On September 17, 2018, it was reported that the Pentagon had massively overestimated, for the second fiscal year in a row, how much its new retirement system would cost.

All that is required is a quick search of the Pentagon and their funding requirements to discover that this is a game that has gone on for a long time. There seems to be a budget for some and a black budget for others in the government.  In the end, it is the taxpayers that are flipping the bill for all the spending. In a Dec. 8 Forbes column that he co-authored with Laurence Kotlikoff, Skidmore said the “gargantuan nature” of the undocumented federal spending “should be a great concern to all taxpayers.”

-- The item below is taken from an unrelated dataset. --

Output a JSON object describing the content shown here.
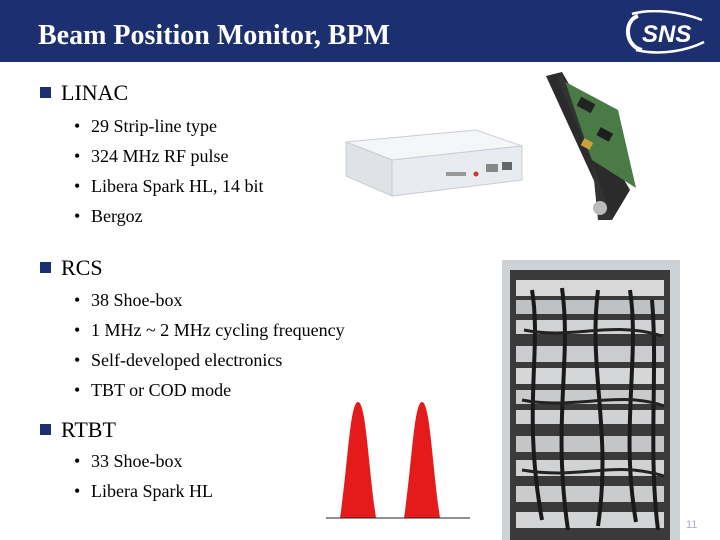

The fact that these previous reports along with the revelations of Dr. Skidmore and Catherine Austin Fitts have not caused people to become enraged is surprising. This just seems to show that the general public view towards the current levels of greed and corruption are still complacent.  Although the US dollar as a reserve currency may allow the government to get away with many of their spending habits and shadow budget operations for the moment, the day it’s removed will cause some serious repercussions. 

We can already see many signs of the international community getting frustrated with strong arm tactics by the US and adjusting appropriately in order not to be held hostage anymore by the US dollar reserve status.

Reuters recently reported, 

“The U.S. dollar’s share of currency reserves reported to the International Monetary Fund fell in first quarter of 2018 to a fresh four-year low, while euro, yuan and sterling’s shares of reserves increased.” 

It is no longer a matter of if, but when.